Ce séjour studieux à Taïwan est aussi synonyme de première(s) fois dans ma vie. Première fois que je quitte le sol Européen. Première fois que je prends l’avion aussi longtemps, avec petits écrans individuels (qui m’ont empêché de dormir d’ailleurs). Première fois que je demande un Passeport accompagné d’un Visa… Bref, je vais arrêter là la liste des choses intéressantes mais non moins nécessaires aux autres premières fois qui me font encore frissonner. J’ai commencé mon séjour en Asie par un passage au Royaume de Thaïlande où j’ai rejoint pour une semaine Juliette, ma chérie, qui effectue son semestre d’échange à Bangkok. Je dois dire que c’est un début qui a mis la barre tellement haut que je n’en suis toujours pas redescendu. Première fois dans ma vie que j’ai du mal à croire ce que je vois. Nous avons séjourné quatre jours sur l’incroyable île de Koh Phi Phi (prononcez Pi Pi). Une beauté si rare que tous les mots dont je pourrais user ne seront jamais assez fidèles pour traduire ce que j’y ai vu. Alors, comme une illustration vaut bien mieux que mille explications, je respecterai cet adage en vous laissant apprécier le paysage.













Aussi je vous recommande vivement de faire un tour par là afin de suivre en détail notre périple conté par Juliette. Et je vous invite également à lire toutes ses aventures en Thaïlande. Dépaysement garanti.

Clou du spectacle, mais aussi fin de l’escale thaï pour ma part, nous avons visité le plus grand temple de Bangkok nommé Grand Palace (pour la version anglaise). Changement de décors mais une nouvelle fois l’émerveillement connu à Koh Phi Phi était au rendez-vous lors de cette visite. Impressionnant par la diversité des couleurs, la qualité des moindres petits détails, l’architecture littéralement  inhabituelle et l’envie incontrôlable qui vous prend de vouloir tout photographier, ce temple a été la pièce ultime du séjour qui m’a permis de vivre la perfection le temps d’une semaine.
Bien entendu, je vous laisse vous faire votre idée avec ces quelques images.










Lost in translation

Mercredi 16 février 2011, 18h30. Premiers pas foulés sur le sol Taïwanais.

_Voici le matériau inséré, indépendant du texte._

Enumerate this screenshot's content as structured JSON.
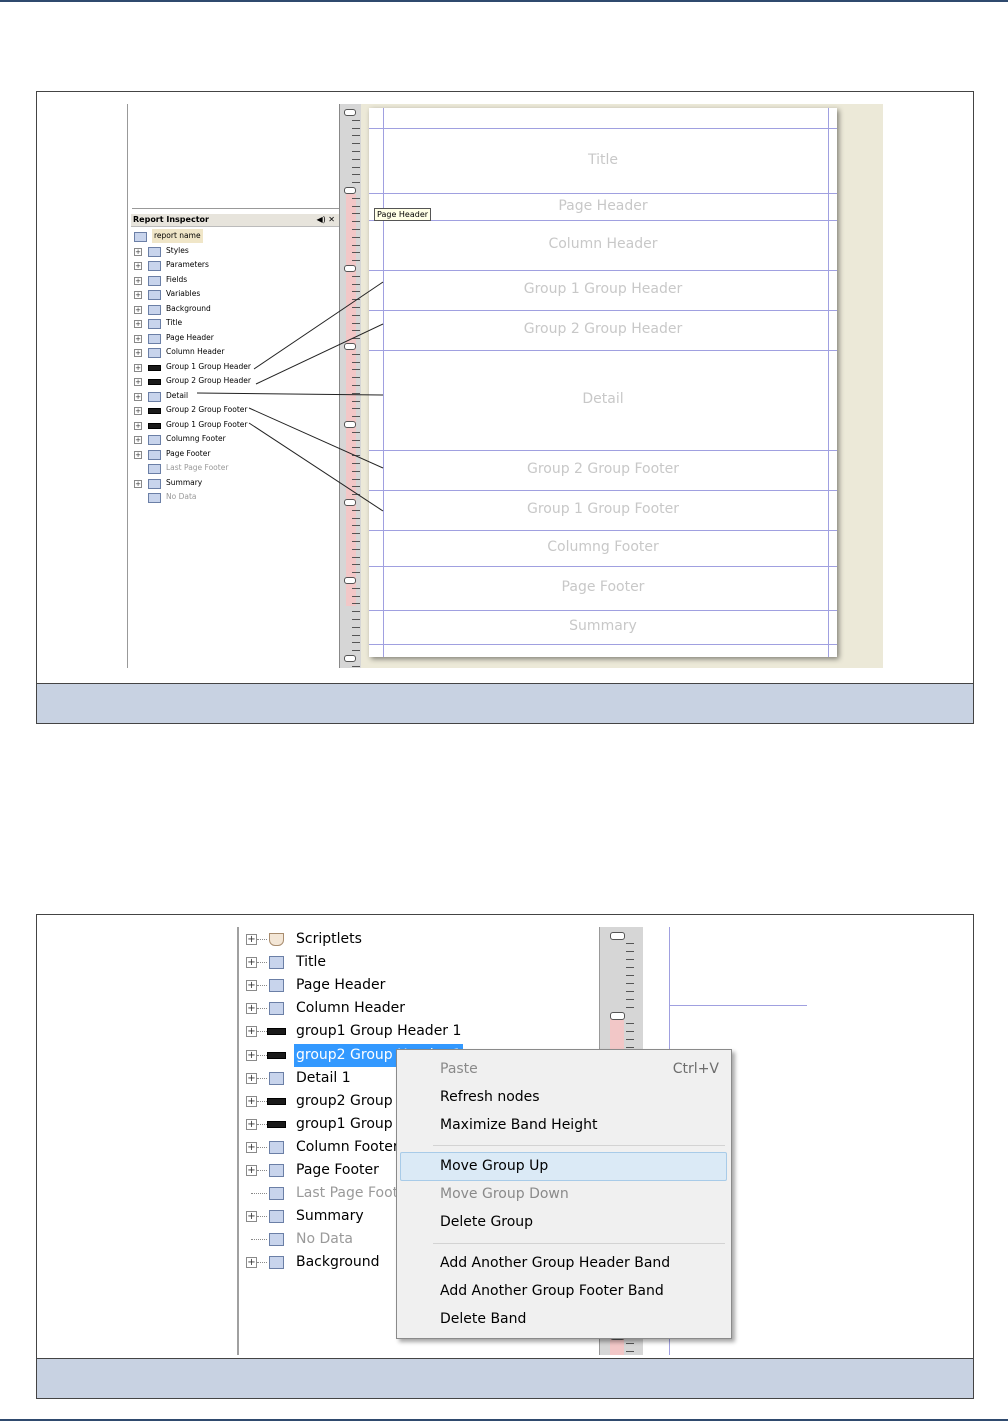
{
  "figure1": {
    "inspector_title": "Report Inspector",
    "inspector_buttons": "◀) ✕",
    "tooltip": "Page Header",
    "tree": [
      {
        "label": "report name",
        "expander": "",
        "icon": "report",
        "root": true
      },
      {
        "label": "Styles",
        "expander": "+",
        "icon": "styles"
      },
      {
        "label": "Parameters",
        "expander": "+",
        "icon": "parameters"
      },
      {
        "label": "Fields",
        "expander": "+",
        "icon": "fields"
      },
      {
        "label": "Variables",
        "expander": "+",
        "icon": "variables"
      },
      {
        "label": "Background",
        "expander": "+",
        "icon": "band"
      },
      {
        "label": "Title",
        "expander": "+",
        "icon": "band"
      },
      {
        "label": "Page Header",
        "expander": "+",
        "icon": "band"
      },
      {
        "label": "Column Header",
        "expander": "+",
        "icon": "band"
      },
      {
        "label": "Group 1 Group Header",
        "expander": "+",
        "icon": "group"
      },
      {
        "label": "Group 2 Group Header",
        "expander": "+",
        "icon": "group"
      },
      {
        "label": "Detail",
        "expander": "+",
        "icon": "band"
      },
      {
        "label": "Group 2 Group Footer",
        "expander": "+",
        "icon": "group"
      },
      {
        "label": "Group 1 Group Footer",
        "expander": "+",
        "icon": "group"
      },
      {
        "label": "Columng Footer",
        "expander": "+",
        "icon": "band"
      },
      {
        "label": "Page Footer",
        "expander": "+",
        "icon": "band"
      },
      {
        "label": "Last Page Footer",
        "expander": "",
        "icon": "band",
        "disabled": true
      },
      {
        "label": "Summary",
        "expander": "+",
        "icon": "band"
      },
      {
        "label": "No Data",
        "expander": "",
        "icon": "band",
        "disabled": true
      }
    ],
    "bands": [
      "Title",
      "Page Header",
      "Column Header",
      "Group 1 Group Header",
      "Group 2 Group Header",
      "Detail",
      "Group 2 Group Footer",
      "Group 1 Group Footer",
      "Columng Footer",
      "Page Footer",
      "Summary"
    ]
  },
  "figure2": {
    "tree": [
      {
        "label": "Scriptlets",
        "icon": "scriptlets-icon"
      },
      {
        "label": "Title",
        "icon": "band-icon"
      },
      {
        "label": "Page Header",
        "icon": "band-icon"
      },
      {
        "label": "Column Header",
        "icon": "band-icon"
      },
      {
        "label": "group1 Group Header  1",
        "icon": "group-band-icon"
      },
      {
        "label": "group2 Group Header  1",
        "icon": "group-band-icon",
        "selected": true
      },
      {
        "label": "Detail  1",
        "icon": "band-icon"
      },
      {
        "label": "group2 Group Footer  1",
        "icon": "group-band-icon"
      },
      {
        "label": "group1 Group Footer  1",
        "icon": "group-band-icon"
      },
      {
        "label": "Column Footer",
        "icon": "band-icon"
      },
      {
        "label": "Page Footer",
        "icon": "band-icon"
      },
      {
        "label": "Last Page Footer",
        "icon": "band-icon",
        "disabled": true,
        "leaf": true
      },
      {
        "label": "Summary",
        "icon": "band-icon"
      },
      {
        "label": "No Data",
        "icon": "band-icon",
        "disabled": true,
        "leaf": true
      },
      {
        "label": "Background",
        "icon": "band-icon"
      }
    ],
    "context_menu": {
      "paste": "Paste",
      "paste_shortcut": "Ctrl+V",
      "refresh": "Refresh nodes",
      "maximize": "Maximize Band Height",
      "move_up": "Move Group Up",
      "move_down": "Move Group Down",
      "delete_group": "Delete Group",
      "add_header": "Add Another Group Header Band",
      "add_footer": "Add Another Group Footer Band",
      "delete_band": "Delete Band"
    }
  }
}
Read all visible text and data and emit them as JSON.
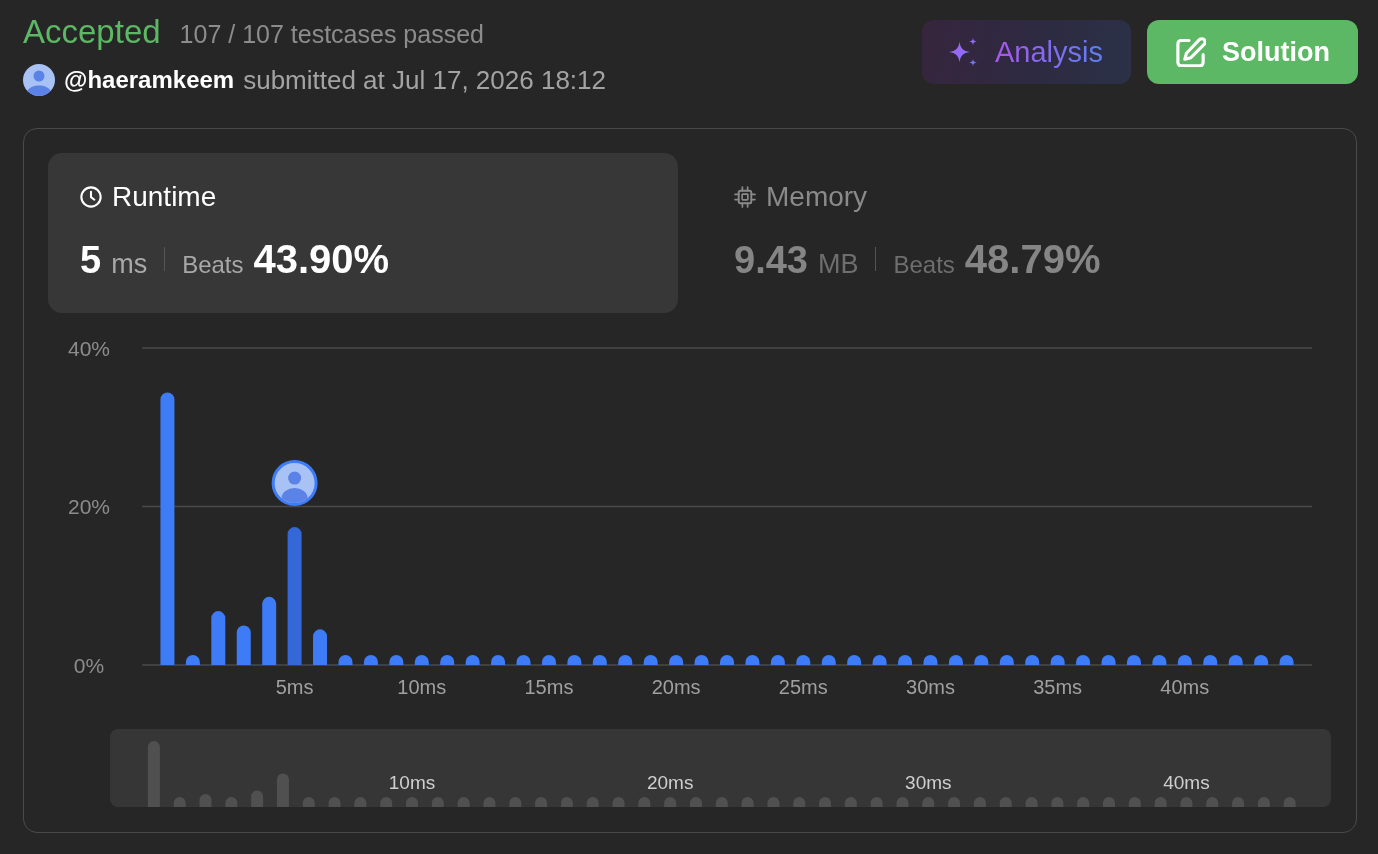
{
  "status": {
    "kind": "accepted",
    "verdict": "Accepted",
    "detail": "107 / 107 testcases passed"
  },
  "submission": {
    "author": "@haeramkeem",
    "text": "submitted at Jul 17, 2026 18:12"
  },
  "actions": [
    {
      "kind": "analysis",
      "label": "Analysis"
    },
    {
      "kind": "solution",
      "label": "Solution"
    }
  ],
  "metrics": [
    {
      "kind": "runtime",
      "title": "Runtime",
      "value": "5",
      "unit": "ms",
      "beats_label": "Beats",
      "beats": "43.90%",
      "selected": true
    },
    {
      "kind": "memory",
      "title": "Memory",
      "value": "9.43",
      "unit": "MB",
      "beats_label": "Beats",
      "beats": "48.79%",
      "selected": false
    }
  ],
  "distribution": {
    "chart_data": {
      "type": "bar",
      "stacked": true,
      "x": [
        0,
        1,
        2,
        3,
        4,
        5,
        6,
        7,
        8,
        9,
        10,
        11,
        12,
        13,
        14,
        15,
        16,
        17,
        18,
        19,
        20,
        21,
        22,
        23,
        24,
        25,
        26,
        27,
        28,
        29,
        30,
        31,
        32,
        33,
        34,
        35,
        36,
        37,
        38,
        39,
        40,
        41,
        42,
        43,
        44
      ],
      "series": [
        {
          "color": "#3d7bf7",
          "values": [
            34.4,
            1.2,
            6.8,
            5.0,
            8.6,
            0,
            4.5,
            1.2,
            1.2,
            1.2,
            1.2,
            1.2,
            1.2,
            1.2,
            1.2,
            1.2,
            1.2,
            1.2,
            1.2,
            1.2,
            1.2,
            1.2,
            1.2,
            1.2,
            1.2,
            1.2,
            1.2,
            1.2,
            1.2,
            1.2,
            1.2,
            1.2,
            1.2,
            1.2,
            1.2,
            1.2,
            1.2,
            1.2,
            1.2,
            1.2,
            1.2,
            1.2,
            1.2,
            1.2,
            1.2
          ]
        },
        {
          "color": "#3468d8",
          "values": [
            0,
            0,
            0,
            0,
            0,
            17.4,
            0,
            0,
            0,
            0,
            0,
            0,
            0,
            0,
            0,
            0,
            0,
            0,
            0,
            0,
            0,
            0,
            0,
            0,
            0,
            0,
            0,
            0,
            0,
            0,
            0,
            0,
            0,
            0,
            0,
            0,
            0,
            0,
            0,
            0,
            0,
            0,
            0,
            0,
            0
          ]
        }
      ],
      "xlim": [
        -1,
        45
      ],
      "ylim": [
        0,
        40
      ],
      "xticks": [
        {
          "value": 5,
          "label": "5ms"
        },
        {
          "value": 10,
          "label": "10ms"
        },
        {
          "value": 15,
          "label": "15ms"
        },
        {
          "value": 20,
          "label": "20ms"
        },
        {
          "value": 25,
          "label": "25ms"
        },
        {
          "value": 30,
          "label": "30ms"
        },
        {
          "value": 35,
          "label": "35ms"
        },
        {
          "value": 40,
          "label": "40ms"
        }
      ],
      "yticks": [
        {
          "value": 0,
          "label": "0%"
        },
        {
          "value": 20,
          "label": "20%"
        },
        {
          "value": 40,
          "label": "40%"
        }
      ]
    }
  },
  "overview": {
    "tick_labels": [
      "10ms",
      "20ms",
      "30ms",
      "40ms"
    ]
  }
}
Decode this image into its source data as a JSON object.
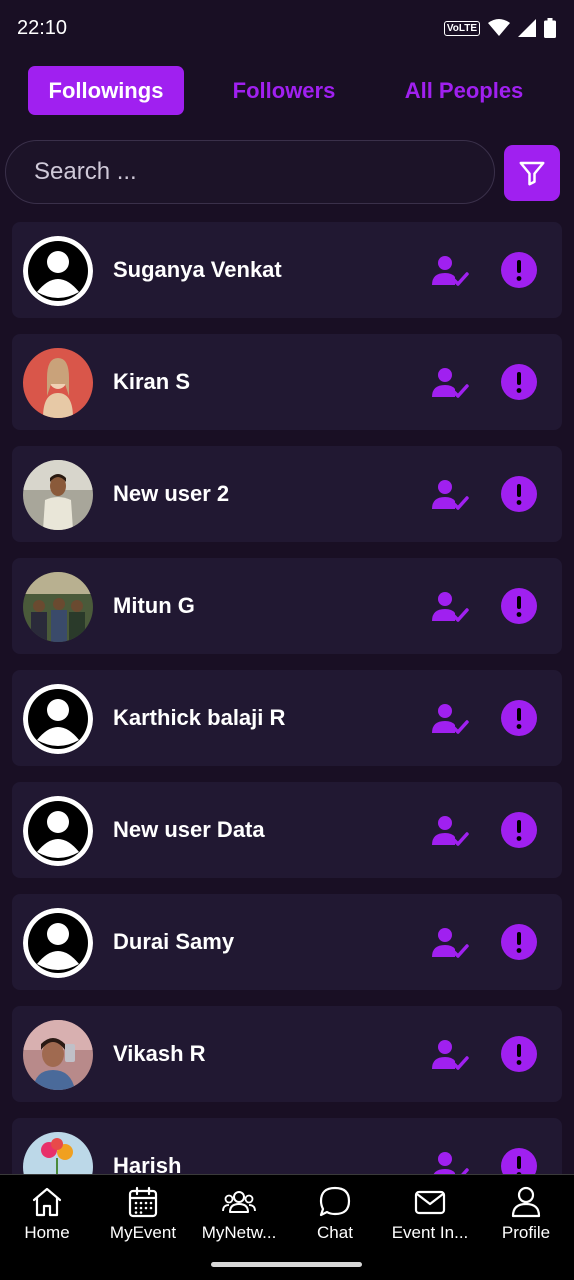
{
  "status": {
    "time": "22:10",
    "network_badge": "VoLTE"
  },
  "tabs": [
    {
      "label": "Followings",
      "active": true
    },
    {
      "label": "Followers",
      "active": false
    },
    {
      "label": "All Peoples",
      "active": false
    }
  ],
  "search": {
    "placeholder": "Search ..."
  },
  "people": [
    {
      "name": "Suganya Venkat",
      "avatar": "default-avatar"
    },
    {
      "name": "Kiran S",
      "avatar": "photo"
    },
    {
      "name": "New user 2",
      "avatar": "photo"
    },
    {
      "name": "Mitun G",
      "avatar": "photo"
    },
    {
      "name": "Karthick balaji R",
      "avatar": "default-avatar"
    },
    {
      "name": "New user Data",
      "avatar": "default-avatar"
    },
    {
      "name": "Durai Samy",
      "avatar": "default-avatar"
    },
    {
      "name": "Vikash R",
      "avatar": "photo"
    },
    {
      "name": "Harish",
      "avatar": "photo"
    }
  ],
  "nav": [
    {
      "label": "Home",
      "icon": "home-icon"
    },
    {
      "label": "MyEvent",
      "icon": "calendar-icon"
    },
    {
      "label": "MyNetw...",
      "icon": "people-icon"
    },
    {
      "label": "Chat",
      "icon": "chat-icon"
    },
    {
      "label": "Event In...",
      "icon": "mail-icon"
    },
    {
      "label": "Profile",
      "icon": "user-icon"
    }
  ],
  "colors": {
    "accent": "#a020f0",
    "background": "#190f24",
    "card": "#211832"
  }
}
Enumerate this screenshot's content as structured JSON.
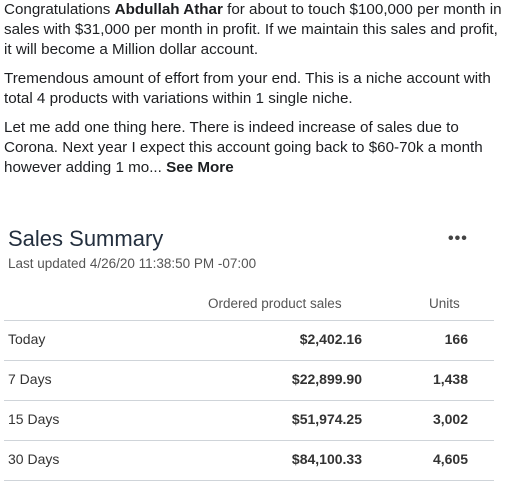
{
  "post": {
    "p1_pre": "Congratulations ",
    "p1_name": "Abdullah Athar",
    "p1_post": " for about to touch $100,000 per month in sales with $31,000 per month in profit. If we maintain this sales and profit, it will become a Million dollar account.",
    "p2": "Tremendous amount of effort from your end. This is a niche account with total 4 products with variations within 1 single niche.",
    "p3": "Let me add one thing here. There is indeed increase of sales due to Corona. Next year I expect this account going back to $60-70k a month however adding 1 mo... ",
    "see_more": "See More"
  },
  "sales_summary": {
    "title": "Sales Summary",
    "last_updated": "Last updated 4/26/20 11:38:50 PM -07:00",
    "more_icon": "•••",
    "columns": {
      "sales": "Ordered product sales",
      "units": "Units"
    },
    "rows": [
      {
        "period": "Today",
        "sales": "$2,402.16",
        "units": "166"
      },
      {
        "period": "7 Days",
        "sales": "$22,899.90",
        "units": "1,438"
      },
      {
        "period": "15 Days",
        "sales": "$51,974.25",
        "units": "3,002"
      },
      {
        "period": "30 Days",
        "sales": "$84,100.33",
        "units": "4,605"
      }
    ]
  }
}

Première confrontation avec les Taïwanais. Première impression qu’on vous donne, au travers de regards mêlés de surprise et de questionnement, d’être tout sauf Taïwanais. J’ai choisi ce titre en référence au film du même nom car je dois avouer que mes premières heures ont beaucoup ressemblé à celles de Bill Muray lorsqu’il arrive  au Pays du Soleil Levant. Agir sans comprendre vraiment pourquoi. Suivre sans savoir où l’on vous emmène. Assister à une discussion en essayant de deviner ce qui se dit sur vous. Découvrir ce que vous n’auriez jamais pu imaginer dans le plus bizarre de vos rêves (camion poubelle jouant en boucle un air de Chopin synthétisé pour annoncer son passage, petit bonhomme vert des passages piétons animés pour vous indiquer de traverser, …). 




Rassurez-vous cette sensation de débarquer en terre inconnue est très vite oubliée par un accueil des plus dignes que les taïwanais ont le secret de vous réserver à la moindre occasion. On s’assurera jusqu’à la dernière seconde que vous ne manquerez de rien, et l’on vous fera comprendre que vous pourrez toujours compter sur quelqu’un si le moindre petit besoin s’exprime. Bref, vous l’aurez compris, mes premières heures taïwanaises m’ont fait traverser un tas de sentiments et sensations encore inexplorés il y a peu de temps.

Ah, j’allais presque oublier de vous parler du réconfort que l’on connait en parlant sa propre langue avec quelqu’un qui vit la même expérience que vous. Oui, je ne suis pas le seul ambassadeur de la Tour Eiffel et de la Baguette sur l’île de Formose.  J’ai donc pu discuter longuement avec Mélanie, qui était dans ma classe à l’IAE, et on a partagé les mêmes impressions, les mêmes interrogations, et les mêmes surprises qui suscitent une irrésistible envie de rigoler, mais sans se moquer bien sûr.
Et puis, deuxième réconfort très important que je me dois de citer. Le vôtre apporté via les discussions en ligne sur Facebook, par mail ou sur Skype. Plus que jamais je remercie Internet et tous ses petits génies qui ont inventé ces outils !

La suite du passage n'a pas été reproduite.